The first report of cancer was a shock on Dec 5th  when I had found a lump and went in for a mammogram and discoverd the real reason I was always turned down for health insurance and life insurance ( why do they call it life insurance when it is given when you die?) Anyhow,  I had a pathology report in 2007 that said I had cancer. Wow, really? That report said cancer? I could swear that my doc at that time said it wasn't cancer, it wasn't even really a pre-cancer. In fact he said that my risk of it turning into cancer was about 10%. So, I said no thanks to the tamoxifen, threw my hands up in the air and swore of going back again for another mammogram and another biopsy just to be told I didn't have cancer. I believe my exact words were, "They are going to give me cancer with all the stress they put me under with these painful and frightening biopsies"
I'm eating those words now, I didn't read my pathology report, I didn't get a second opinion because the Doc I went to was supposed to be "The Best". I didn't ask questions and I didn't double check. I didn't do the right thing and I didn't keep going back for annual screenings. In other words, this was preventable. How do I live with that... Oh, better question. How long do I get to live with that? Arrogance. I was completely arrogant in my independence and thoughts that whispered, "I know what's best." Now I will live out the consequences.

Monday, January 2, 2012

Really... It's Cancer?

Dear Cancer,

Hello. I would love to say it’s nice to meet you, but pardon me if I can’t extend such a gracious introduction to you. I do think though, someday I will say that it was nice to have met you for the brief time we knew each other. I understand that you have been hiding in my breasts like an invader in the night who waits for an opportunity to violently intrude on unsuspecting souls. You, sir have been found out, revealed and uncovered. Although I don’t know much about you, I am learning quickly about your plans, schemes and tactics. You have had years to study me. You have studied my mental health, my physical health and my spiritual health. You have conquered and destroyed and evaded cells in my body, enjoying quite a head start, if I do say so myself. You can run but you can not hide from us anymore. I have an army looking for you; Physicians, technology, family and friends. God and I will find you and we will conquer you.
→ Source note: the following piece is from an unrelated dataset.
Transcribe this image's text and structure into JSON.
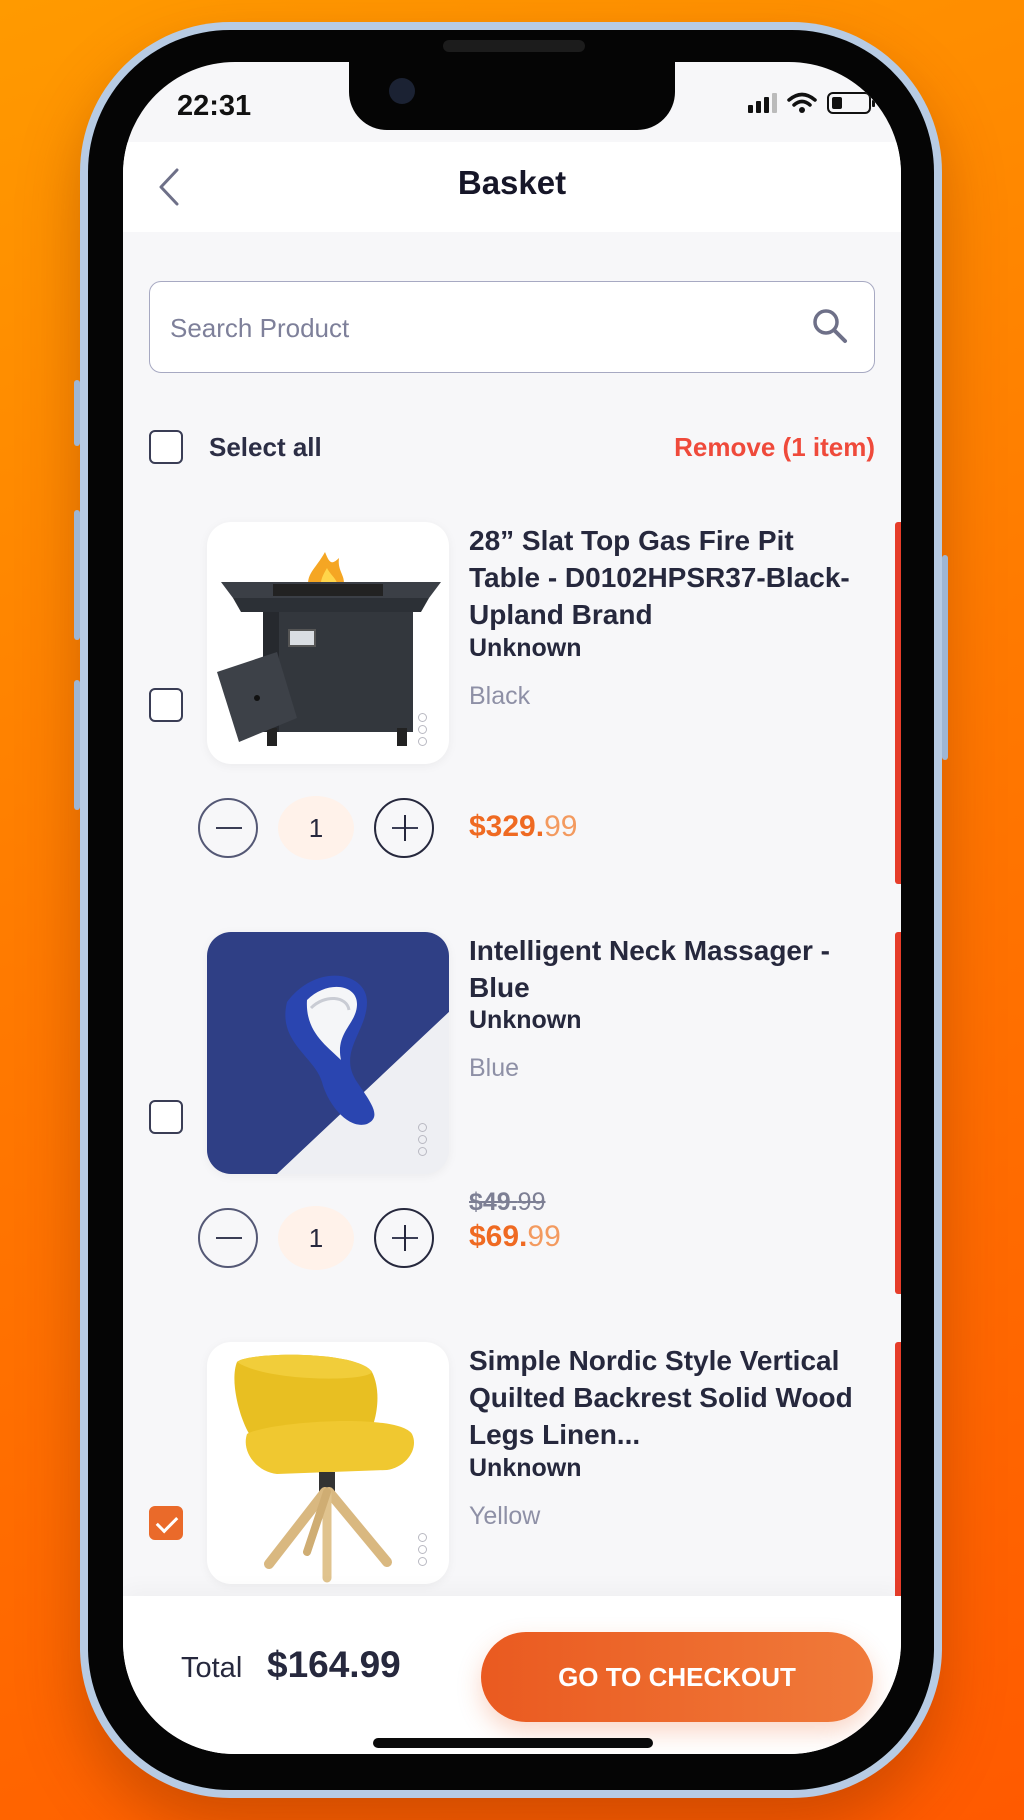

I understand that your purpose is to test me and teach me. Let me tell you straight out that I Trust the Lord my God and that I am a quick learner. Cancer, You and I will dance a few dances we will step on each other’s toes I’m sure. Eventually, the dance will be over and you will have to go home… not matter what. That puts a smile on my face, because you may think you can win- but your win is futile because you need me to survive. I however, will live no matter what.

I have been frightened by you and you have scared my family and loved ones. Our wagons are circled and I have heard the trumpet’s revelry. Like a horse who charges at it’s sound, so shall we. So, as we shake hands and a nod to one another, let us begin. May God’s chosen live!